Meta plans to shut down its tool for tracking popular posts
Meta plans to shut down its tool for tracking popular posts


Bloomberg reports that Meta is reducing support for the CrowdTangle tool, which researchers use to track the spread of viral stories on Facebook, including those that spread misinformation, and is working on plans to shut it down.

Removing the CrowdTangle will remove access that people like Kevin Rose have used to display data showing meaningful interactions with right-wing news sources on Facebook, listing findings that sometimes seem to contradict official Facebook reports.

In a July article for the New York Times, Ross detailed an internal data war over how much information companies should release that Brandon Silverman, CrowdTangle founder and CEO, said he should share more than data. But Silverman left the company in October 2021.

According to Meta, CrowdTangle is a public information tool on Facebook that helps editors, journalists, researchers, and fact-checkers track, analyze and report on what is happening on social media. It does this by making public content from popular Pages, groups, Instagram accounts, and Reddit subgroups more discoverable. The sharing data in this content can easily be sorted broadly. CrowdTangle does not track content from regular Facebook accounts.

In a tweet on Twitter, Facebook's News Feed Director, John Hegeman, said Rose's daily list of the 10 most important posts on Facebook pages in the US, arranged by total shares through CrowdTangle data, showed subtle interactions. He sees. Most people are on Facebook.

The best way to prove this, he says, may be to use the data to show which messages have the most reach. However, the company usually does not share this data directly.

When Facebook acquired CrowdTangle in 2016, he said the tool helped publishers showcase important stories. It also helps you measure their social presence and identify influencers. CrowdTangle tracks the performance of Stories on other networks, including Twitter and Instagram.

Meta plans to close the CrowdTangle tool

A Bloomberg report cites how voter advocacy group Common Cause used the tool to find misinformation reported to Twitter and Facebook to remove it in real time during multiple state primaries.

The report states that Meta began the official process of removing the tool in February. However, it has been temporarily suspended due to the European Union's Digital Services Act.

The law aims to make transparent how Facebook and other platforms amplify divisive content.
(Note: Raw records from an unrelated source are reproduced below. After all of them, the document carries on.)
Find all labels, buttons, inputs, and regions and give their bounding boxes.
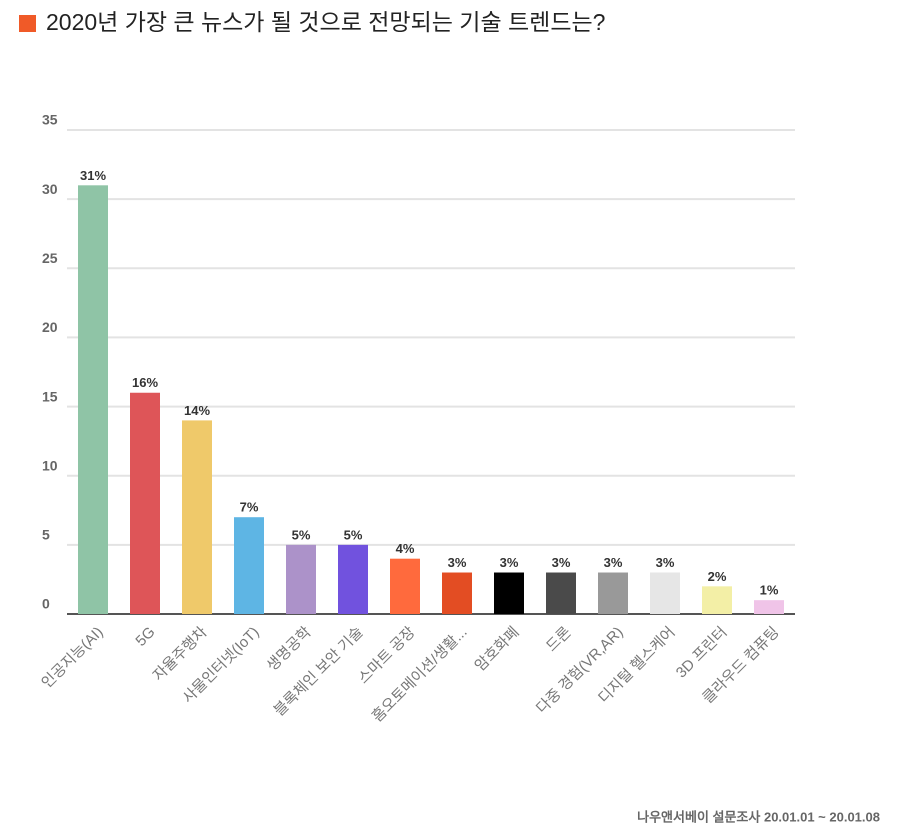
x-tick-label: 드론 <box>543 623 575 655</box>
value-label: 5% <box>344 527 363 542</box>
source: 나우앤서베이 설문조사 20.01.01 ~ 20.01.08 <box>637 809 880 824</box>
value-label: 3% <box>656 555 675 570</box>
title-icon <box>19 15 36 32</box>
x-tick-label: 5G <box>132 624 158 650</box>
y-tick-label: 25 <box>42 250 58 266</box>
value-label: 14% <box>184 403 210 418</box>
y-tick-label: 30 <box>42 181 58 197</box>
value-label: 16% <box>132 375 158 390</box>
y-tick-label: 10 <box>42 457 58 473</box>
bar <box>546 572 576 614</box>
x-tick-label: 인공지능(AI) <box>38 624 106 692</box>
value-label: 3% <box>500 555 519 570</box>
x-tick-label: 암호화폐 <box>472 624 523 675</box>
value-label: 3% <box>604 555 623 570</box>
value-label: 5% <box>292 527 311 542</box>
y-tick-label: 5 <box>42 527 50 543</box>
bar <box>182 420 212 614</box>
value-label: 3% <box>448 555 467 570</box>
y-tick-label: 0 <box>42 596 50 612</box>
bar <box>442 572 472 614</box>
value-label: 3% <box>552 555 571 570</box>
bar <box>390 558 420 614</box>
value-label: 2% <box>708 569 727 584</box>
bar <box>338 544 368 614</box>
bar <box>754 600 784 614</box>
bar <box>702 586 732 614</box>
chart-title: 2020년 가장 큰 뉴스가 될 것으로 전망되는 기술 트렌드는? <box>46 9 605 35</box>
x-tick-label: 다중 경험(VR,AR) <box>533 624 626 717</box>
y-tick-label: 20 <box>42 319 58 335</box>
bar <box>78 185 108 615</box>
bar <box>234 517 264 614</box>
bar <box>598 572 628 614</box>
value-label: 4% <box>396 541 415 556</box>
x-tick-label: 블록체인 보안 기술 <box>271 624 367 720</box>
x-tick-label: 홈오토메이션/생활... <box>368 623 471 726</box>
bar <box>650 572 680 614</box>
bar <box>494 572 524 614</box>
value-label: 1% <box>760 583 779 598</box>
bar <box>286 544 316 614</box>
value-label: 7% <box>240 500 259 515</box>
x-tick-label: 생명공학 <box>264 623 315 674</box>
value-label: 31% <box>80 168 106 183</box>
y-tick-label: 35 <box>42 112 58 128</box>
bar <box>130 392 160 614</box>
y-tick-label: 15 <box>42 388 58 404</box>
The company is currently working on a plan to shut down the tool, with Facebook engineers dedicated to the task. But Meta spokeswoman Erin McPeak told Bloomberg that CrowdTangle will survive this year's midterm elections. She said the meta-program offers researchers a more valuable tool.
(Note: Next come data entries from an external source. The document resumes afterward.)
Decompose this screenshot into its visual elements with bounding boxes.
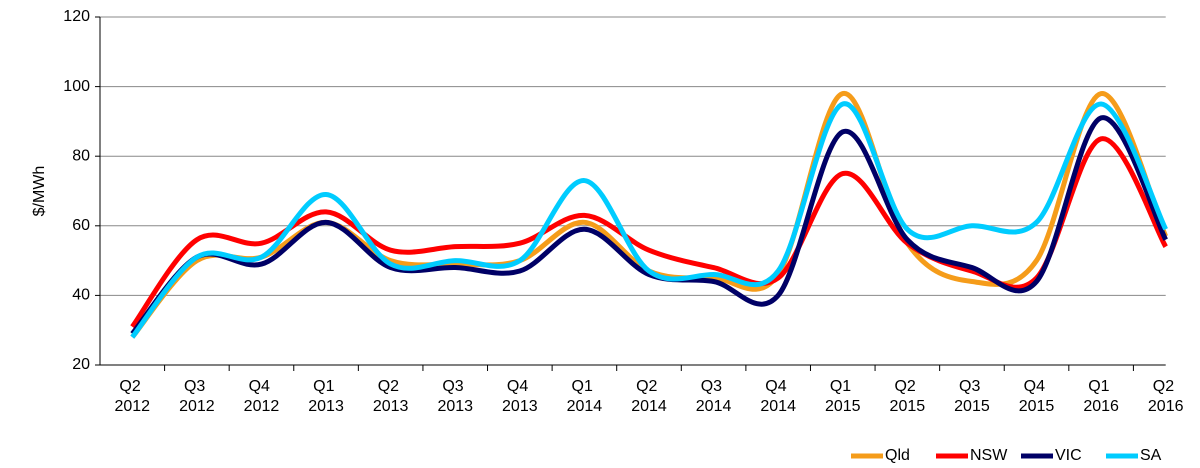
legend-label: NSW [970, 447, 1008, 464]
x-tick-label: Q1 2014 [567, 378, 603, 415]
y-tick-label: 120 [63, 8, 90, 25]
x-tick-label: Q4 2013 [502, 378, 538, 415]
x-tick-label: Q4 2012 [244, 378, 280, 415]
x-tick-label: Q3 2012 [179, 378, 215, 415]
y-tick-label: 40 [72, 287, 90, 304]
y-tick-label: 80 [72, 147, 90, 164]
legend-label: VIC [1055, 447, 1082, 464]
legend-label: Qld [885, 447, 910, 464]
x-tick-label: Q4 2015 [1019, 378, 1055, 415]
y-tick-label: 60 [72, 217, 90, 234]
x-tick-label: Q2 2015 [890, 378, 926, 415]
x-tick-label: Q3 2015 [954, 378, 990, 415]
series-line [130, 101, 1168, 339]
x-tick-label: Q1 2015 [825, 378, 861, 415]
x-tick-label: Q3 2014 [696, 378, 732, 415]
x-tick-label: Q1 2013 [308, 378, 344, 415]
legend-label: SA [1140, 447, 1162, 464]
y-axis-label: $/MWh [31, 166, 48, 217]
x-tick-label: Q2 2012 [114, 378, 150, 415]
y-tick-label: 100 [63, 78, 90, 95]
x-tick-label: Q1 2016 [1083, 378, 1119, 415]
x-tick-label: Q4 2014 [760, 378, 796, 415]
x-tick-label: Q2 2013 [373, 378, 409, 415]
series-line [130, 136, 1168, 329]
x-tick-label: Q3 2013 [437, 378, 473, 415]
x-tick-label: Q2 2016 [1148, 378, 1184, 415]
y-tick-label: 20 [72, 356, 90, 373]
x-tick-label: Q2 2014 [631, 378, 667, 415]
series-line [130, 91, 1168, 339]
series-line [130, 115, 1168, 336]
Meta dissolved CrowdTangle in the summer of 2021 when dozens of its employees resigned or took new positions elsewhere in the company.
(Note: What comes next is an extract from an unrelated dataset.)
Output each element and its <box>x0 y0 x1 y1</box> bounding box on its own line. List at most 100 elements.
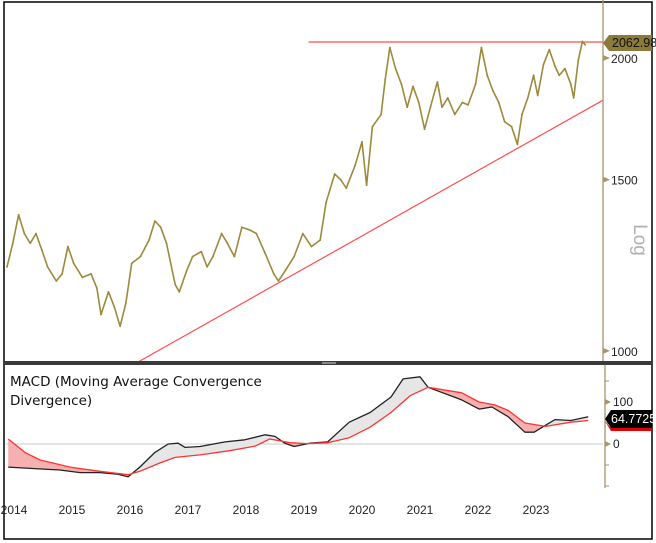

The company also withdrew a $40,000 grant to help two research partners use CrowdTangle data to understand the public debate around the coronavirus pandemic.

No new features have been added to CrowdTangle for over 16 months. Prior to dissolving CrowdTangle, the team rolled out new updates several times a month and major new products every six months. Researchers fear that product instability will be exacerbated during major events as the computing burden increases.